Data preparation is all the tasks involved in collecting, processing, and cleansing data for use in analytics and business intelligence. It therefore includes accessing, loading, structuring, purging, unifying (joining), adjusting data types, checking fields to see that only valid values are present, and checking for duplicates and uniform data (for example, two birth dates for one person).
As the amount of data, and the number of sources increase, good data preparation is becoming both more costly and more complex. It is therefore the new paradigm that is shaping the market. It has also become, effectively, self-service data management. Traditional data management processes can produce data up to a point, but dynamic fine detail and last-minute work is now being done in a self-service way using data preparation tools.
What is clear is that it is becoming more and more important to shape the data and to get it right for analytics. Many more companies are now data-driven. Businesses make decisions today based on data and it is vital to be able to access data quickly and prepare it for analysis. Big data environments such as Hadoop mean that it is impossible to move data from these environments. Instead, it is important to process big data in place and combine resultant data with other sources as part of preparing data for analytics.

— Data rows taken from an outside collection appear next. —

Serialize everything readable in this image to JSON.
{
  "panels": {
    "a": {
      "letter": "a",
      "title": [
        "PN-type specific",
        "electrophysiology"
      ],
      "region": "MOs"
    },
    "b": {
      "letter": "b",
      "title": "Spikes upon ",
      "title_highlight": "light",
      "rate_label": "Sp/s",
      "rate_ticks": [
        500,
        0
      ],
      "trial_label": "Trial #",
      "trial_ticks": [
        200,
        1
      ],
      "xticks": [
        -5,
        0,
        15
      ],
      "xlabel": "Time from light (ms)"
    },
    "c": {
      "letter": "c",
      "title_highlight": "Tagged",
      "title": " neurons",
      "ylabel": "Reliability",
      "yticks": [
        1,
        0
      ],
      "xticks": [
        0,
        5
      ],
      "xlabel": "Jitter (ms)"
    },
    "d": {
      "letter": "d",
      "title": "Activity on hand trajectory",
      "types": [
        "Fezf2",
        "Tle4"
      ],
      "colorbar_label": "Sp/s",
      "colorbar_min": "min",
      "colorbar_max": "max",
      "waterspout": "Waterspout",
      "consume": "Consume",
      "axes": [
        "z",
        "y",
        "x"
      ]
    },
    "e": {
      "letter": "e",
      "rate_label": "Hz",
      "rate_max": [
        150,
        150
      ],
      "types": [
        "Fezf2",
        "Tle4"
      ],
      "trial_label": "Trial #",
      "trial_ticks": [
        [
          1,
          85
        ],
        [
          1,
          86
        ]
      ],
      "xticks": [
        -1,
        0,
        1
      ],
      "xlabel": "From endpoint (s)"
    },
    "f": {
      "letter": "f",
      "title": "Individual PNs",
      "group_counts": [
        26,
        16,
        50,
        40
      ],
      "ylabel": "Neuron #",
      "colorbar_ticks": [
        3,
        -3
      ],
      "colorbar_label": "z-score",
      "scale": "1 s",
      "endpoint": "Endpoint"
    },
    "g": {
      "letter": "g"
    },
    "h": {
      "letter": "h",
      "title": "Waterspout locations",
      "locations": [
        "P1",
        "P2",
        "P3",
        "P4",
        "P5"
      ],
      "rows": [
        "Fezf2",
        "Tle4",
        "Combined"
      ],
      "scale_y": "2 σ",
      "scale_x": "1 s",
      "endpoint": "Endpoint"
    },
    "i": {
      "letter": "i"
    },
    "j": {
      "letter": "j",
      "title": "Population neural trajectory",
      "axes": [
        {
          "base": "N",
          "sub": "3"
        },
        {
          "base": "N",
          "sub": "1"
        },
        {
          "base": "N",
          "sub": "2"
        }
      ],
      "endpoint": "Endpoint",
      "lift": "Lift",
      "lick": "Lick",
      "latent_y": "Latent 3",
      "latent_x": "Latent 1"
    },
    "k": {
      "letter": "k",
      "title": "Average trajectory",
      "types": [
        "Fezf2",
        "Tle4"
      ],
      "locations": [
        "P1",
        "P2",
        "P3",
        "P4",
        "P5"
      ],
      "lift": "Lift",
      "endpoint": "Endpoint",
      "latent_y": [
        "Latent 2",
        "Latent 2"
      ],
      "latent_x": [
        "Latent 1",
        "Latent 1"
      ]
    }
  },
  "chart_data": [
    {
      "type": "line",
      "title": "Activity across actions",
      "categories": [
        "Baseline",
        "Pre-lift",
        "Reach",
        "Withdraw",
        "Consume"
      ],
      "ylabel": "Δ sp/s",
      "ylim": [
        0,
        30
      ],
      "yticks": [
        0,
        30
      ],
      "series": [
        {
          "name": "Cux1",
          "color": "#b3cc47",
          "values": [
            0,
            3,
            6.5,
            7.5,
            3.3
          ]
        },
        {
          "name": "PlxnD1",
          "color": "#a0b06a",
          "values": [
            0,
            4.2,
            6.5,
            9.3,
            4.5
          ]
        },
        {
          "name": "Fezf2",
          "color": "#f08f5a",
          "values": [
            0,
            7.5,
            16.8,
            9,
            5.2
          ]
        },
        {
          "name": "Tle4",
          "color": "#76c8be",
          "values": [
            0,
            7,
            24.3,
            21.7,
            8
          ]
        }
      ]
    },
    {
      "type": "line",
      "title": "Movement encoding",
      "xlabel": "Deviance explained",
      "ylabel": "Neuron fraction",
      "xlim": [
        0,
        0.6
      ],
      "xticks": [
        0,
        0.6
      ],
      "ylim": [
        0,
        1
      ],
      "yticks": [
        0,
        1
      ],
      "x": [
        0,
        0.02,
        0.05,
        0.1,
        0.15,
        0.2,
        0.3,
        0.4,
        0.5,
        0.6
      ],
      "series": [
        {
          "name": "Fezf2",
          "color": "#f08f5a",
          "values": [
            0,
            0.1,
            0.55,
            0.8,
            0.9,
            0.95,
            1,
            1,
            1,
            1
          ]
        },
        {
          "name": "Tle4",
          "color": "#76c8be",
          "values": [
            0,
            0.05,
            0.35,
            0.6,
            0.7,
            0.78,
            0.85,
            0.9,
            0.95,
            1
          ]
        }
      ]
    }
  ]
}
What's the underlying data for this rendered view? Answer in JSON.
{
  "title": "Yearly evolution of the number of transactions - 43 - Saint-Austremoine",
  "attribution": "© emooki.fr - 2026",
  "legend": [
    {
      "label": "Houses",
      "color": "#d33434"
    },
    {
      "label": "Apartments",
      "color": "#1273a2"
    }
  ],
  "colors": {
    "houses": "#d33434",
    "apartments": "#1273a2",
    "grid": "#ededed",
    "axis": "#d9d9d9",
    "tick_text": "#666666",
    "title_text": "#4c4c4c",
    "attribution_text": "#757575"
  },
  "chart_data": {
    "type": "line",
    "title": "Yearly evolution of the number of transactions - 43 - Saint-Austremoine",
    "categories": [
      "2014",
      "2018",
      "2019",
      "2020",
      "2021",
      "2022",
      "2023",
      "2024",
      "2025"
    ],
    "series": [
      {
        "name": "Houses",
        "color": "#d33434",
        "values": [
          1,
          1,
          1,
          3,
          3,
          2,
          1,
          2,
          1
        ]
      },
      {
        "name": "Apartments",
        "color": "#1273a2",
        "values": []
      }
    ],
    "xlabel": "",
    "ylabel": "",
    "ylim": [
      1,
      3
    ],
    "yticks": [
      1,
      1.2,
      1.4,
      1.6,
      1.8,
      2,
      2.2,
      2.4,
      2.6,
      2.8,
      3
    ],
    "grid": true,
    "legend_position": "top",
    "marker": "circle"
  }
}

Data preparation is therefore an essential part of any analytics project. Getting the right data, and preparing it right, means that it is possible to get good answers to analytical questions. Use poor quality data, or data that have been badly prepared, and the results of your analysis are unlikely to be reliable.
Understanding data preparation in the analytics lifecycle
There are two main phases in the analytics lifecycle: discovery and deployment. The discovery process is driven by asking business questions that produce innovations. The first step is therefore defining what the business needs to know. The business question must then be translated into a representation of the problem, which can be solved using predictive analytics.
And, of course, to use predictive analytics requires suitable data, prepared appropriately. Technologies like Hadoop and faster, cheaper computers have made it possible to store and use more data, and more types of data, than ever before. This, however, has only amplified the need to join data in different formats from different sources and transform raw data so that it can be used as input for predictive modeling. With new data types from connected devices, such as machine sensor data or web logs from online interactions, the data preparation stage has become even more challenging. Many organisations still report that they spend an inordinate amount of time, sometimes up to 80 percent, dealing with data preparation tasks.
Data preparation is an ongoing process
Exploring the data involves using interactive, self-service visualisation tools. These need to serve a wide range of users, from the business analyst with no statistical knowledge to the analytically savvy data scientist. They must enable these users to search for relationships, trends and patterns to gain deeper understanding of the data. This step therefore refines the question and the approach formed in the initial “ask” phase of the project, and develops and tests ideas about how to address the business problem. It may, however, be necessary to add, delete or combine variables to create more focused models, and this, of course, involves data preparation again.
In the modelling stage, analytical and machine-learning modeling algorithms are used to find the best option to show the relationships in the data, and answer the business question. Analytical tools search for a combination of data and modeling techniques that reliably predict a desired outcome. There is no single algorithm that always performs best. The “best” algorithm for solving the business problem depends on the data. Experimentation is key to finding the most reliable answer, and automated model building can help minimize the time to results and boost the productivity of analytical teams. Again, more data may be added.
Of course, once you have built your models, you then need to implement or deploy them. But even then, data preparation does not stop. A model is only as good as the data that it uses, so models (and data) must be kept up-to-date as much as possible. Data preparation and management is very much an ongoing process.